Once done, carefully add 500 microliters of culture medium into each well. Turn on the optics-based contractile measurement system, the fluorescent lamp, the electrical cell pacer, and the computer. Set the electrical stimulator to 1.0 hertz at 10 volts with a pulse duration of five milliseconds to stimulate the isolated muscle fibers.

Insert the plate into the measurement system. Connect the pacer to the insert and insert it into the culture plate. Open the program IonWizard.

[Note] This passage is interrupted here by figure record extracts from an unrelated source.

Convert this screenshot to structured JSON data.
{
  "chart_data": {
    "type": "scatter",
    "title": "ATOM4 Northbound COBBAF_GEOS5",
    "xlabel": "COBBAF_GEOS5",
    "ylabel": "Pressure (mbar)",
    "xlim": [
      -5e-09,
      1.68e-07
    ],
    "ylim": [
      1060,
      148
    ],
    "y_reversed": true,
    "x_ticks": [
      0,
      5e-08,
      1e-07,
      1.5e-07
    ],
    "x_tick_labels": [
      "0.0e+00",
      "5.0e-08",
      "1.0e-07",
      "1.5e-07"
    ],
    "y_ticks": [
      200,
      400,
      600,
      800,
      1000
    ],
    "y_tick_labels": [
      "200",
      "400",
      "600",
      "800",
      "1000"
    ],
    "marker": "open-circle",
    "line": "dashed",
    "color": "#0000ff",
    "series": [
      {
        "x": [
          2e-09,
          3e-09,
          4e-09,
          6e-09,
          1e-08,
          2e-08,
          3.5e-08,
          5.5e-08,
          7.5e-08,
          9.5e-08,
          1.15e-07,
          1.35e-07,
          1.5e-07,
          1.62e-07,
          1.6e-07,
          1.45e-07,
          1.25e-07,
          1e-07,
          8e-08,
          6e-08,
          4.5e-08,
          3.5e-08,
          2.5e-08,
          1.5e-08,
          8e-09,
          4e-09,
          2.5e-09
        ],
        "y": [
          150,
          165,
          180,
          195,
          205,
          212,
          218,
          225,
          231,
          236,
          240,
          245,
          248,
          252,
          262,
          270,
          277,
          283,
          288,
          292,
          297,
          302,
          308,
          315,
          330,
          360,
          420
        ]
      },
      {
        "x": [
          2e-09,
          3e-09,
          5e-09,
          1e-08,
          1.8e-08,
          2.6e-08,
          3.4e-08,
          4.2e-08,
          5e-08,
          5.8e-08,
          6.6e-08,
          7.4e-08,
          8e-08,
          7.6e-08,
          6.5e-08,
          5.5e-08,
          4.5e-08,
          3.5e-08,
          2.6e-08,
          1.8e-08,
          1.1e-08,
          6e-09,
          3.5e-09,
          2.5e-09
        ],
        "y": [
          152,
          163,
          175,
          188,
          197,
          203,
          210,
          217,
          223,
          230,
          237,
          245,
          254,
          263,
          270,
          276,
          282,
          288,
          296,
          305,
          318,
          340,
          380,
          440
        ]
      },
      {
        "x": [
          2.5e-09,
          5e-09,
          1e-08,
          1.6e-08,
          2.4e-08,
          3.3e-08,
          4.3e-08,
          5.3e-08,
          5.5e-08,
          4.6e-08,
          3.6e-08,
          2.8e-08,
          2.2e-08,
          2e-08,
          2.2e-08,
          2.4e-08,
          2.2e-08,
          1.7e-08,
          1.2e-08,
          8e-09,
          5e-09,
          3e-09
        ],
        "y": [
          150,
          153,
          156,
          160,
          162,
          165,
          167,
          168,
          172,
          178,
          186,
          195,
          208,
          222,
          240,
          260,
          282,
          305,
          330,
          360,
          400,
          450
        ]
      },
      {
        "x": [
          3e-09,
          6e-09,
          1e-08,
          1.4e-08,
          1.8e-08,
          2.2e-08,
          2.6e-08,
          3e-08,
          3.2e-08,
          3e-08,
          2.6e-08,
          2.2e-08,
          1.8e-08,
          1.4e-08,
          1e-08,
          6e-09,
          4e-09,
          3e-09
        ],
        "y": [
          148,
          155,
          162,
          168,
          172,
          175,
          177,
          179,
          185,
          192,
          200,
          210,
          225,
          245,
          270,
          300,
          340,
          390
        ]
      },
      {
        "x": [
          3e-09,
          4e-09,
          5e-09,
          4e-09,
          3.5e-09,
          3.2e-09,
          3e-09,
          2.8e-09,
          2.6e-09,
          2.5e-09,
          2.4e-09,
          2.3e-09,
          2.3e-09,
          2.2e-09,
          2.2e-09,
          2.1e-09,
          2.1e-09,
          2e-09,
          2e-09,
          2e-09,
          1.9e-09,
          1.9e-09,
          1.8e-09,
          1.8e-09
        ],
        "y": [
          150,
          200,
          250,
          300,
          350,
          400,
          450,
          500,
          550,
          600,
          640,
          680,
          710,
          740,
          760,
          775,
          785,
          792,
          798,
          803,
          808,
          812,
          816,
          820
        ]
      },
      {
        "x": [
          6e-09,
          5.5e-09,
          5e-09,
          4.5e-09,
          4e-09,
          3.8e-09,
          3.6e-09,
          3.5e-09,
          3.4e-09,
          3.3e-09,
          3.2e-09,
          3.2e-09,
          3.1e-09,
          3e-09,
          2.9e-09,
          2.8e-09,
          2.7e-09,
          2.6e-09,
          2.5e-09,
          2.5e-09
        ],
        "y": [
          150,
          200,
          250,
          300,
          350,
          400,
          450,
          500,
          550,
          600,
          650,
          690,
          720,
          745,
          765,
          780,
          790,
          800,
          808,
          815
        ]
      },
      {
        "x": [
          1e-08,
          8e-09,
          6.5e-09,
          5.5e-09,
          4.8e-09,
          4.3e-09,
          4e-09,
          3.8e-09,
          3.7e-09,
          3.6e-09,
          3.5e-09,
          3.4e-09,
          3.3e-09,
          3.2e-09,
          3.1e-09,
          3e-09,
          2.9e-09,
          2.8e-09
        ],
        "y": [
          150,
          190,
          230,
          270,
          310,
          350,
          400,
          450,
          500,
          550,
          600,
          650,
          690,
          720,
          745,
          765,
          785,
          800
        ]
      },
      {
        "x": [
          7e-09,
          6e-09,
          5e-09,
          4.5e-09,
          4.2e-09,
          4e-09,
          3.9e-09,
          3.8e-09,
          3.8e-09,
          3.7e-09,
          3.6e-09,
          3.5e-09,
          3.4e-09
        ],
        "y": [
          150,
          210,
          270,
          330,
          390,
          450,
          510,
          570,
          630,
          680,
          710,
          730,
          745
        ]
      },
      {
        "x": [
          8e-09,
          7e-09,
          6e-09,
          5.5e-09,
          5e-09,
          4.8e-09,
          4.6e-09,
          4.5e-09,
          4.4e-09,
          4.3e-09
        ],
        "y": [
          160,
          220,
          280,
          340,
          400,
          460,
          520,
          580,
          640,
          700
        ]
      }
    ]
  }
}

Click OK.Open a new file by clicking on the File icon, then click New. Select Collect Experiment to check if the program is on the correct experiment skeletal sarcomere. To change the experiment, click on the desired experiment and then press Add.

Apply the settings SARC 20X, average lines, single FFT, 250 hertz sampling rate, and an acquisition time of 10 seconds. Change the measurement system temperature to 25 degrees Celsius. Click on the open cell finder to create a new screen popup.

Select Plate Type and Active Wells. Focus the fibers by adjusting the focus slider bar. Enable the pacing to induce electrical stimulation and observe fiber twitching.

Keeping the sarcomeres in focus, ensure the measurement area is fixated on the fiber end such that the sarcomeres run vertically. When the sarcomeres are focused, a single peak is visible in the toolbar which will move to the right upon contraction. Measure the fibers on the measuring system.

Clicks Start to begin the experiment. Press the Q key to start measuring 10 contraction transients. If more than four transients look noise free, accept the measurement by pressing the Z key.

If the transients contain too much noise, reject the measurements. Press Stop to close the cell finder window once the experiment concludes. Save the file and create a new file.

Open the program CytoSolver desktop, then click on Import and select the files to be analyzed. Once analysis is complete, identify the blue, red, and gray peaks. Click on Export.

Select the boxes titled Average to Transient Data and export to Excel. A higher percentage of usable contractile muscle measurements was obtained in the 3D fibrin hydrogel since it prevented lateral movements and other influencing factors. Fiber embedding had no significant effect on the maximum contraction speed or the sarcomere shortening.

Reduced contraction in the pure basement matrix was observed likely due to gel stiffness or increased cell matrix interaction. Similarly, basement matrix embedding also reduced sarcomere shortening compared to the fibrin hydrogel. It's important to remember that the isolated muscle fibers are quite fragile and extra care should be taken not to damage them during pipetting.

After the isolation procedure, methods such as immunostaining, protein and RNA isolation may also be performed. The development of this technique has opened up new possibilities to study mature muscle fiber function in a high throughput manner.